Cette situation a des répercussions sur les pensions de vieillesse. Ainsi, 44% des femmes bénéficiaires d’une pension de vieillesse ont seulement droit à une pension minimale. Pour les hommes, ce pourcentage est de 4,5%. En outre, il faut savoir que les mères sont à la tête de 90% des familles monoparentales, et 46% d’entre elles risquent de tomber sous le seuil de pauvreté.

Ces conditions précaires sont notamment dues au fait que le travail du ‘care’ est invisible, déconsidéré et mal rémunéré.

Quelles revendications portez-vous?

«Le travail du ‘care’ relève de la responsabilité commune de la société, qui ne fonctionnerait pas sans. Beaucoup de changements sont nécessaires. Nous réclamons pour le travail du ‘care’ plus de temps, plus d’argent et plus de respect, notamment un salaire minimum net au-dessus du seuil de pauvreté.

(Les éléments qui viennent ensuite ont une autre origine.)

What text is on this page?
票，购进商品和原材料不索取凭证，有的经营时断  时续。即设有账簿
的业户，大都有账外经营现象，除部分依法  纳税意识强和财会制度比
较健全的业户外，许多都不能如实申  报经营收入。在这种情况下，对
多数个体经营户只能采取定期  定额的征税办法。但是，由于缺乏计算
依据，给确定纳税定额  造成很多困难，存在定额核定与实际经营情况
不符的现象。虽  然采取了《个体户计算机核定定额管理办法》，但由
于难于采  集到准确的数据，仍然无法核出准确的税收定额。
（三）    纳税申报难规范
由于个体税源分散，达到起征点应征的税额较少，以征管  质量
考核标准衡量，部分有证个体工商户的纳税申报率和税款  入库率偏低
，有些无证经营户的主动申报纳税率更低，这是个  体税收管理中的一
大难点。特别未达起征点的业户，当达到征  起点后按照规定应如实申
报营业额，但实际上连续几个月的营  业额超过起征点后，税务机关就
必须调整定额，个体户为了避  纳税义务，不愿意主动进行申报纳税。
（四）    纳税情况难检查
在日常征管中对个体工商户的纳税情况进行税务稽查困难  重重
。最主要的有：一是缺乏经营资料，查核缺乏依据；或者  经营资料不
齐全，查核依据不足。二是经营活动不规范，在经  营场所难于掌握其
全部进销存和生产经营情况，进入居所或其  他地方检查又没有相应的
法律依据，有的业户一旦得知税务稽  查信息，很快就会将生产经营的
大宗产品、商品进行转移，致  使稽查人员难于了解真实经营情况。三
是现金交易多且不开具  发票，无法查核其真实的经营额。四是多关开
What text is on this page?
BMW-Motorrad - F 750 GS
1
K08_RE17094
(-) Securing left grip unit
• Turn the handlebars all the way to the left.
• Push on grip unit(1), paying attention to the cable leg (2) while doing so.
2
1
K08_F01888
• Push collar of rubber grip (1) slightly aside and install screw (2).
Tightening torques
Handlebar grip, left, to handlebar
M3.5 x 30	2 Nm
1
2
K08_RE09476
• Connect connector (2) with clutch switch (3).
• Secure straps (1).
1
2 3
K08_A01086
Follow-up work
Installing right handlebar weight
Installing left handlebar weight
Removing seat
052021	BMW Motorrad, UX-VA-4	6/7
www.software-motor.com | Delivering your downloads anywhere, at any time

Un congé parental égalitaire est nécessaire, car après un premier enfant, la femme reprend tout le travail du ‘care’ et les inégalités, si elles n’étaient pas encore présentes, ressurgissent. Donc il faut un congé parental obligatoire pour les deux parents. Mais ce ne sont que des exemples, nous avons une liste de revendications sur notre site.

Quel est le programme de cette journée de grève?

«Nous appelons les femmes à ne pas effectuer les tâches liées au travail du ‘care’. Pour ce qui est du travail rémunéré, nous n’avons pas de base légale pour faire grève, donc ce sera une grève symbolique. L’OGBL a développé un guide de pratiques, comme s’habiller en violet, porter un badge, prendre une pause midi pour en discuter…

Et tout le monde est appelé à manifester à partir de 15h, place d’Armes. Le cortège passera par la Chambre des députés, où nous exposerons nos revendications, puis auprès de la Gëlle Fra, avant de finir aux Rotondes, où des concerts sont prévus à partir de 18h.

Nous avons eu beaucoup de feed-back positifs, donc nous avons bon espoir qu’il y ait du monde. Les hommes solidaires sont évidemment les bienvenus!»